Christian strolls in all Adonis like, wearing his grey suit trousers that hang perfectly from his hips, with his white shirt tucked in. His shirt is open at the collar and his sleeves are rolled up. He's carrying his suit jacket which is flung over his shoulder. My inner goddess sprints across the room, jumping him and taking him right here, right now, but the pregnant woman in me is more reserved, instead choosing not to move too suddenly in case the sickness makes an unwelcome return.

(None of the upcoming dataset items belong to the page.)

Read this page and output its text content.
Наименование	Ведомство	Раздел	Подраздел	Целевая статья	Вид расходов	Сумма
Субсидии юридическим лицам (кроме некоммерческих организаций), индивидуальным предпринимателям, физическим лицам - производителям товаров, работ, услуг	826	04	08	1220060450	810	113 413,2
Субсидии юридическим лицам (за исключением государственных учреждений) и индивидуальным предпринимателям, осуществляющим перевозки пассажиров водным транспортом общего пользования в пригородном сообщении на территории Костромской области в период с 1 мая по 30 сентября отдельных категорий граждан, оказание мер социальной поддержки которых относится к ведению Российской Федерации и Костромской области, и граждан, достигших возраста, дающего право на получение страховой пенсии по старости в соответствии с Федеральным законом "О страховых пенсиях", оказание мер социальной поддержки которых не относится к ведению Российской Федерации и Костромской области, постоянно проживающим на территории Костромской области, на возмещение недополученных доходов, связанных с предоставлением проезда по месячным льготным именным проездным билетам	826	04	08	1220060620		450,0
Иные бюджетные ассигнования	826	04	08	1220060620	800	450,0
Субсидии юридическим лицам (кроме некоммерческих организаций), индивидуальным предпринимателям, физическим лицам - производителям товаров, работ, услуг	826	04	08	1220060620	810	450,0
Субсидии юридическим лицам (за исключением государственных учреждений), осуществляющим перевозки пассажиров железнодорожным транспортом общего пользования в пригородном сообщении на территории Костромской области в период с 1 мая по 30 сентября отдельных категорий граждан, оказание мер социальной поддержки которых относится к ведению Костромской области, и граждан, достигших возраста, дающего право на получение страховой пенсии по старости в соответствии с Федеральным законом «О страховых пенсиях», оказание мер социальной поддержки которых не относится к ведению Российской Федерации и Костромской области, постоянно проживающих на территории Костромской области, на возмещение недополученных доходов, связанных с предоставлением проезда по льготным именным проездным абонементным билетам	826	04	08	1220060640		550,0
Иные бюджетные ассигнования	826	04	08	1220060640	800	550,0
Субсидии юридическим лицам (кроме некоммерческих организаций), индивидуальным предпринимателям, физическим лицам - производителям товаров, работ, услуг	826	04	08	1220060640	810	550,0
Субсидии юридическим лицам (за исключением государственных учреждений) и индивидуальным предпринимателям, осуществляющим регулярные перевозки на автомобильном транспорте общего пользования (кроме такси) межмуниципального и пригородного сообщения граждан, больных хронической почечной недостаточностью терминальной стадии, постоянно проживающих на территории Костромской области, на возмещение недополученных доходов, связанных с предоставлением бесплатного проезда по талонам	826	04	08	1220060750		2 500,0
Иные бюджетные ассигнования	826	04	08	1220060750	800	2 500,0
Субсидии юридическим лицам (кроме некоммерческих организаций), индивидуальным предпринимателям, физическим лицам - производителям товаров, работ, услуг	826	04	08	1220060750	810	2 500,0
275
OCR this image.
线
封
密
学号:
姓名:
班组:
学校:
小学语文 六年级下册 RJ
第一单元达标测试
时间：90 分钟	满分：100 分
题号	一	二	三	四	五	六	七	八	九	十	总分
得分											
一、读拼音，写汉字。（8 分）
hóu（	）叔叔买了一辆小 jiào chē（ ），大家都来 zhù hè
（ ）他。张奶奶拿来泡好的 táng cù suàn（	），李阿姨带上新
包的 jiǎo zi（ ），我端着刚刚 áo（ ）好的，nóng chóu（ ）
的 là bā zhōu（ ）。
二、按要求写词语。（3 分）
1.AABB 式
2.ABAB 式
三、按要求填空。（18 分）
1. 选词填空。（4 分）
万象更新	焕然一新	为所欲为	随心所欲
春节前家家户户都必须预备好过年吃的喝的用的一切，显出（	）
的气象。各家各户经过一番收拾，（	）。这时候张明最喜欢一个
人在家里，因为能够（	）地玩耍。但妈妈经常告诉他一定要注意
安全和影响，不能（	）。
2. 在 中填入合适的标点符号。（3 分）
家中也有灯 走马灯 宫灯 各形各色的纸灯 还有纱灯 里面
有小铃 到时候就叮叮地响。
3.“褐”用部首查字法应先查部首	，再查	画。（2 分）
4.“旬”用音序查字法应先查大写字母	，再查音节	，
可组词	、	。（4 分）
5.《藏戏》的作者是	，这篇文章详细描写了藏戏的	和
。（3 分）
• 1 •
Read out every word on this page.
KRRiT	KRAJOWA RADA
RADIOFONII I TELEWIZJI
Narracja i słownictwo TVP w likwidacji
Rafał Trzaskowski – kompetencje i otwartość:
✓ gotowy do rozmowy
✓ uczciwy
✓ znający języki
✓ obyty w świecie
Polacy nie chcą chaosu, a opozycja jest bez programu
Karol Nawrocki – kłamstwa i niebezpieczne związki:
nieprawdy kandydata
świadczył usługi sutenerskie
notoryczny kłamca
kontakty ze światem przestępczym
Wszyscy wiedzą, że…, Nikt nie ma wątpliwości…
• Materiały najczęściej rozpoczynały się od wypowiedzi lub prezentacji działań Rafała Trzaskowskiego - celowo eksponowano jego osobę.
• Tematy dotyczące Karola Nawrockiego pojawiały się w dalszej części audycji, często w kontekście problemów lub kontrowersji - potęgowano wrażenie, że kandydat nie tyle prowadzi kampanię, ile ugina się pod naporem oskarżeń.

"Mr Grey." I reply to him, staying seated in my chair as he saunters over to me, dipping as his reaches me to bring his lips to mine. I can feel the oh too familiar muscles deep in my pelvis clenching as he slides his tongue into my mouth teasing mine, exploring me.
As he pulls away, returning to an upright stance, I groan at him. I don't think I could ever have enough of him.
"Are you ready, baby?"
"Which one of us are you referring to?" I smirk at him, resting my hand on my stomach.
He grins back, stepping forward, placing his hand over mine.
"Both of you."
"Yes, just need to grab my bag and we can go."
On the way out of my office Christian holds my door open, then taking my hand proudly escorting me around the room. He holds me as if I am a trophy; I flush at some of the gazes we receive – mainly women jealous of me, jealous of us. Everyone loves my fifty.
"See you tomorrow Hannah." I smile as I pass her desk on the way out.
"Good bye Ana. Mr Grey." She blushes as she looks up from me to him. I roll my eyes, yet another girl falling at his feet.
"Hannah." He smiles to her. He's in a good mood today. I prefer it when Christian's like this. This is the Christian I love the most. The Christian who's in love.